At some point, your kids are going to start working. For some of you, it might be a lot sooner than you would think. All three of my kids just worked most of the summer- the oldest in babysitting, but she also worked at a local farm stand part time, and the younger two both did some small jobs here and there for folks in town. We feel it’s important for kids to start to learn both the value of money but also the importance of saving and prioritizing that money as early as possible. Our son had a goal to build his own computer this summer, and worked really hard to earn several hundred dollars to do so. It made us really proud to see him set a goal and meet then exceed it! Now, at just turned 13, he has a few more things he’d like for his computer but he’s also started saving for his own car for when he turns 16.
What We Should Teach Teens About The Working World
If a teenager gets into the working world without knowing what to expect, they can end up making some costly mistakes and getting into bad working situations. For that reason, here are a few things you should teach them from a guest author when they’re looking at their potential first job.
How to manage their money
It’s all too easy for a newly working teen to end up spending every penny they earn the moment they earn it. That is their right, of course. However, it’s also a teaching opportunity to help them take control of their personal finances. Learning to budget, to save, and to put money towards long-term objectives will indisputably help them be more financially conscientious in the future.
There are a few essential ways you can make sure your child doesn’t get taken advantage of. Find out how old do you have to be to work and make sure they aren’t being hired before then, as those employers will typically get away with whatever bad practices they can. Otherwise, ensure that they know they have a right to get paid for their work, a right to overtime, a right to not be harassed and a right to not be discriminated against.
How to be a good employee
Aside from avoiding being taken advantage of, your teen should learn how to get ahead in the workplace, as well. Lay down a few rules that they should always try to follow if they want to be a great employee, such as being punctual, being respectful of colleagues and customers, and being able to a) do what they’re told and b) respond to feedback without taking it personally. Another great tip is not to have friends visiting while they are working!

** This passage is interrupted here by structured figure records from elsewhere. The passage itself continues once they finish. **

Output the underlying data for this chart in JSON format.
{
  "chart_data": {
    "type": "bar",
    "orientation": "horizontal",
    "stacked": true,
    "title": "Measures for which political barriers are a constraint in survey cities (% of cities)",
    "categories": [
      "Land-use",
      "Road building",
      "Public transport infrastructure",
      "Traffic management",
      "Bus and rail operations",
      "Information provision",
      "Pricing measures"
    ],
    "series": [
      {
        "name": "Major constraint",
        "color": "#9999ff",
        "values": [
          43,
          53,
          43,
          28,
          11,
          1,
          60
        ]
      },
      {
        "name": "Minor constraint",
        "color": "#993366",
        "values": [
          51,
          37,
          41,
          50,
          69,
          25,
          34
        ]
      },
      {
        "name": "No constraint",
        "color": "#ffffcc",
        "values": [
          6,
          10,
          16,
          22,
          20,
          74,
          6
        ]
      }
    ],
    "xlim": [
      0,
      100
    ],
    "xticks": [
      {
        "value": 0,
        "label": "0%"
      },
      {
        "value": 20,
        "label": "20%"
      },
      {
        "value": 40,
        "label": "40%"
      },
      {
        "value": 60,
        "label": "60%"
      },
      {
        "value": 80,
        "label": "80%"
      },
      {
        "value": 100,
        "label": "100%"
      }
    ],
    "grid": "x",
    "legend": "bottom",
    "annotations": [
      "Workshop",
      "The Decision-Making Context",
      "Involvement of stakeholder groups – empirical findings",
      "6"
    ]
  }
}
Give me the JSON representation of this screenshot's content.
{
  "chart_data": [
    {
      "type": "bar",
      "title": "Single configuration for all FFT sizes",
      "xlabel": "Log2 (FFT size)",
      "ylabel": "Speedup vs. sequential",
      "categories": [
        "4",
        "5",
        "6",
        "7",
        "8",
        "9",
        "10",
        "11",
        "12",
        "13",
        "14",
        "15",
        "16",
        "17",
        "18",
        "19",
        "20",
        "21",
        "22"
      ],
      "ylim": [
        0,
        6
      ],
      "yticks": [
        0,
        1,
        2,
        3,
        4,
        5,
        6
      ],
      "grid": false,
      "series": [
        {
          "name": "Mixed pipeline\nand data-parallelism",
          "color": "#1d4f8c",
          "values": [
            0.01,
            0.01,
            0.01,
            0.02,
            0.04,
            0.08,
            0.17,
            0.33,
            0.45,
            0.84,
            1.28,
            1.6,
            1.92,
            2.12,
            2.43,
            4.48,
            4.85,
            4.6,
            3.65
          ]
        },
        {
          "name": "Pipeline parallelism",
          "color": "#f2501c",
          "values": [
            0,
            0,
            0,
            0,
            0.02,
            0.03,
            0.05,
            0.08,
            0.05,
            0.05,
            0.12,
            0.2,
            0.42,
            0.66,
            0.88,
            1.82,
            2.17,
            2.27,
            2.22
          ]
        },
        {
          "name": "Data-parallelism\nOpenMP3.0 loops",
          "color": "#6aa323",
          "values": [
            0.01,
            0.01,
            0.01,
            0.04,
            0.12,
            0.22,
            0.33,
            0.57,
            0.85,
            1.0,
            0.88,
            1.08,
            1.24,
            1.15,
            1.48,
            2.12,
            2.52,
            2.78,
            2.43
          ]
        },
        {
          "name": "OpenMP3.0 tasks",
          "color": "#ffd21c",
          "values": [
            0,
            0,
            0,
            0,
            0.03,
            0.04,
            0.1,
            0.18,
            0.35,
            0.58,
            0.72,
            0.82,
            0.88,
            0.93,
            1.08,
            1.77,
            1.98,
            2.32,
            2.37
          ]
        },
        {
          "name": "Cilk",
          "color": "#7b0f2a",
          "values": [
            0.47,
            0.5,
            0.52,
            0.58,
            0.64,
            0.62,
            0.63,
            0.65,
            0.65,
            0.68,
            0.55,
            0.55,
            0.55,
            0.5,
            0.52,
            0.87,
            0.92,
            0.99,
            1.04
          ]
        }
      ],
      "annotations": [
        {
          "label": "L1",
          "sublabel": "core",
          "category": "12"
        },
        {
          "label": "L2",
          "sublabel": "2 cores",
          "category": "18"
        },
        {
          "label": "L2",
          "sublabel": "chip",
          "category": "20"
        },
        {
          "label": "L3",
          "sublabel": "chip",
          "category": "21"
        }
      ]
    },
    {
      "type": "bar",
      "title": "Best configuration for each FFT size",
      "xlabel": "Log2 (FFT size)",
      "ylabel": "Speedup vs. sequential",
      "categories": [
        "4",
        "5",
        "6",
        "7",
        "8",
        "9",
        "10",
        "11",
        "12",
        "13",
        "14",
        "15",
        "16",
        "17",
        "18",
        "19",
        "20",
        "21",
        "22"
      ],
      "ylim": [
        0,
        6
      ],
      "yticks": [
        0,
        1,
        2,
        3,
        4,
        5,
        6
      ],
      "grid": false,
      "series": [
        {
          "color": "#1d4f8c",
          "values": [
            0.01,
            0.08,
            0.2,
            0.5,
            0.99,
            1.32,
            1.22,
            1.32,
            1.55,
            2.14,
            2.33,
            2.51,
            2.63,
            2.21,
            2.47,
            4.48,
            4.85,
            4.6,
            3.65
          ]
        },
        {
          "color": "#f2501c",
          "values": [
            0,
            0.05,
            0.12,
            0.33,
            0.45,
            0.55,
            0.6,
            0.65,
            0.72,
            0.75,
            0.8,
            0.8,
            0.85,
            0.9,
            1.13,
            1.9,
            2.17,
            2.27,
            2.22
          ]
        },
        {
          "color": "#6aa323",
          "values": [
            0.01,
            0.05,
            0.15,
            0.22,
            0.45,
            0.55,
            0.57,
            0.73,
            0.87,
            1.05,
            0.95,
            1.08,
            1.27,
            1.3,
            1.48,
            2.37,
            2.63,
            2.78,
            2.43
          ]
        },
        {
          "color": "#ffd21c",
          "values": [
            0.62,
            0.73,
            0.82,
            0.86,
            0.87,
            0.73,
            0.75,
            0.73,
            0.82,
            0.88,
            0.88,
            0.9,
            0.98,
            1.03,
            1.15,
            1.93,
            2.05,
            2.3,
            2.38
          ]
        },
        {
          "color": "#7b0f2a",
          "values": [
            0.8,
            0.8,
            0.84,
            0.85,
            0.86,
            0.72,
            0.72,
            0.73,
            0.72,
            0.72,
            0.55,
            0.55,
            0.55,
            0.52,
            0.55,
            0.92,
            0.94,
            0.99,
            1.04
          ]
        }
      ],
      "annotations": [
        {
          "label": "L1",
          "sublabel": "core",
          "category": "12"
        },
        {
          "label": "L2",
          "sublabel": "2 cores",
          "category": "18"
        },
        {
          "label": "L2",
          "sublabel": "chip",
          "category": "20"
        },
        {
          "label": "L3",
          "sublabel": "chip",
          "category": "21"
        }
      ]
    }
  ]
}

Don’t spout off about the job on social media
Kids nowadays will turn to social media to complain about just about everything. There’s nothing to say that whatever grievances they have are not valid. However, not only might their current employer look at their social media history, but future employers might do it too. Complaining about the job on social media is an easy way to reduce your chances of getting hired by anyone in the future. This isn’t just about workplace complaints- it’s really important to teach kids from a very early age about being aware of your digital footprint and understanding that things may not ever be fully gone once posted.
It’s a value that some teenagers have had for years, while others haven’t really cared enough about anything in their life to develop. However, when they get their first job is the perfect time to teach them that work comes before play. Delayed gratification is one of the most valuable skills for getting anywhere in life and it is essential that it’s learned sooner rather than later in life.
You can’t teach your teen everything about the working world. There are some experiences they’re going to have to pick up for themselves. However, there are some ways you can try and steer them into a healthy working life and that’s what the above tips are for.